A bill introduced in the Tennessee Senate by the chair of the Senate Finance Committee this week would transfer administrative control over the state’s courts out of the hands of the Supreme Court and to the office of the comptroller of the treasury.
SB 2322 starts by removing effectively every reference to the administrative office of the courts (AOC) and the state court administrator and replaces them with the office of the comptroller of the treasury or its head, the state treasurer. The AOC itself would still exist, but as a part of the office of the comptroller of the treasury. Statutory references to the Supreme Court’s ability to “direct” the state court administrator would be changed to provide the Supreme Court could only “urge” an action be taken. All AOC documents would be made open to public inspection as well as those of the board of professional responsibility which oversees attorney discipline in the state.
SB 2322 moves on to disbanding the state’s judicial disciplinary body (board of judicial conduct) and transferring the power to discipline judges to a new judicial standards and review board under the administration of the state treasurer. The board would be made up of appointees by the governor, house speaker, and senate speaker; current or former judges would be prohibited from serving.
In the area of capital punishment the bill effectively eliminates judge’s abilities to extend filing and other deadlines associated with death penalty cases. Fines and reimbursement would be assessed against attorneys if they are paid for by the state and the capital conviction is later overturned due to ineffective assistance of counsel; the attorneys would also be subject to disbarment. Judges would be forced to render decisions on motions and petitions related to death penalty cases within certain deadlines and existing deadlines shortened.
In the area of judicial performance, all documents held by the Judicial Performance Evaluation Commission would be made public and the Commission disbanded.
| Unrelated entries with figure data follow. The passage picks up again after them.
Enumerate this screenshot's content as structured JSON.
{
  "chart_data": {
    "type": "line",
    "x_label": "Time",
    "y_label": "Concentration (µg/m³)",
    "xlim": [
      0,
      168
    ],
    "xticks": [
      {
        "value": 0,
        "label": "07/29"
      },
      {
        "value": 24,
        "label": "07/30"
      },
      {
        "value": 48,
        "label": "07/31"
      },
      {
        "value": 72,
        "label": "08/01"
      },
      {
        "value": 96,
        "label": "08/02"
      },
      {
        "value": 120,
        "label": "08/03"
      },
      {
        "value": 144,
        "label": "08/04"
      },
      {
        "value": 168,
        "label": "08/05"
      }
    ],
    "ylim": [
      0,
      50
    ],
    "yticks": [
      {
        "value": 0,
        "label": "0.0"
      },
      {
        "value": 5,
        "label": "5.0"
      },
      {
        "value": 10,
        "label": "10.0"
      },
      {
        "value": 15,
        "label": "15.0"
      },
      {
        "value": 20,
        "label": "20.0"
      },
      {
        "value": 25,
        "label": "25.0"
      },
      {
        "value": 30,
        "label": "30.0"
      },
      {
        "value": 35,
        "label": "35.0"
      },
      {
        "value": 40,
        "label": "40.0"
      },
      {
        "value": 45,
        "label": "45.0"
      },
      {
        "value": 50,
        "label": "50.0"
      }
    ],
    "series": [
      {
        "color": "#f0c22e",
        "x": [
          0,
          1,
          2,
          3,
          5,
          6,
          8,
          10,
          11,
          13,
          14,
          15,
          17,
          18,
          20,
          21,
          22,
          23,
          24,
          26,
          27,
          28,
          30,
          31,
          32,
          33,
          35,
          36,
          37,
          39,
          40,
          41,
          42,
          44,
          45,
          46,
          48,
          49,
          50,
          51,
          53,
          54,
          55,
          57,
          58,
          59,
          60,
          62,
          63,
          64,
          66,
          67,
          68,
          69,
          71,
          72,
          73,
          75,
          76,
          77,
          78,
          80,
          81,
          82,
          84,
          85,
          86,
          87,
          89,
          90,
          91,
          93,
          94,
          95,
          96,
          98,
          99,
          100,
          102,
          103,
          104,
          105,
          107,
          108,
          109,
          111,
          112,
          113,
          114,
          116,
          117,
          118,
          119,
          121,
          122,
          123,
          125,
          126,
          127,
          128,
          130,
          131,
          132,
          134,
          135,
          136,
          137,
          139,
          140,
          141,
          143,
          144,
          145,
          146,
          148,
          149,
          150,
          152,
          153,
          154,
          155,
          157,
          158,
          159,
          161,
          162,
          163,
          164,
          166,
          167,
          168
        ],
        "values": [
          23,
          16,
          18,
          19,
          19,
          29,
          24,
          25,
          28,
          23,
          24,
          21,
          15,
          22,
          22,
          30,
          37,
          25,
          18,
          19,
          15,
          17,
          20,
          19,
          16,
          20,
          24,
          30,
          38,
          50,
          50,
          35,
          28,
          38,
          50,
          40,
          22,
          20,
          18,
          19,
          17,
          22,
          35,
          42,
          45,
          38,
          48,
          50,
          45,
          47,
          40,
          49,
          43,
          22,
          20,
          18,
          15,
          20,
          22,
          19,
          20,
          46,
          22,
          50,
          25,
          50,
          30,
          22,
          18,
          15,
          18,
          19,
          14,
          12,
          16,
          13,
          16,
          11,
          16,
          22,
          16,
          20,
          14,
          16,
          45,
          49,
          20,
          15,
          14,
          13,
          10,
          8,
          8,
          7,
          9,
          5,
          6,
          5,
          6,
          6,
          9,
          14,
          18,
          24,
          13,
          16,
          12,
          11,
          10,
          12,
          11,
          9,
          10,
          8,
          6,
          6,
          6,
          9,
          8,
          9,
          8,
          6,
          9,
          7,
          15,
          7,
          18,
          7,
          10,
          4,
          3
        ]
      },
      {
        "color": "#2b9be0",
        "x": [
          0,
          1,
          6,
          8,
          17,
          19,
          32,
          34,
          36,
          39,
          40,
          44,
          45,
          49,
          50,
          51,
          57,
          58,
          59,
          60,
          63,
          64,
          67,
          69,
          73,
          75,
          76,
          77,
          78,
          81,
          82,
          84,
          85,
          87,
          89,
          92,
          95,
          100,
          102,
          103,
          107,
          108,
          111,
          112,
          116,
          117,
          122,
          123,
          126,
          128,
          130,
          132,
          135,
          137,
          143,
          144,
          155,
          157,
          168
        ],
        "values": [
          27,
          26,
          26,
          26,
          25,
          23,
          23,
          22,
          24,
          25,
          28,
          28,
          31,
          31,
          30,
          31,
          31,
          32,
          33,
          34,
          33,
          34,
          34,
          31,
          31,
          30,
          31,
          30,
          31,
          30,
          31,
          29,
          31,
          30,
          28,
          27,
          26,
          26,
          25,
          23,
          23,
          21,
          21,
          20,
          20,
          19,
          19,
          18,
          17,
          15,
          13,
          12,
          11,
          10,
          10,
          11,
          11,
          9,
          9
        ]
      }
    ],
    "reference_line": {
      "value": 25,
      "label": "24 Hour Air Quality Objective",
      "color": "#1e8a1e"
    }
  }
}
There is a portion of the bill contending with judicial selection in case the November 2014 ballot item to shift to a quasi-federal system is rejected. Instead, a quasi-merit selection system would be put in place. The (defunct) Judicial Nominating Commission would be disbanded and as replaced with a new body chosen by the governor and legislative leaders and attached to the office of the comptroller of the treasury. Vacancies in judicial office due to death, resignation, etc. would have to be filled based on lists provided by the new board of judicial nominations. Thereafter those appointed would have to be re-elected in contested (as opposed to retention) elections. The judges of the state’s appellate courts would cease to be elected statewide and would have to be elected by district.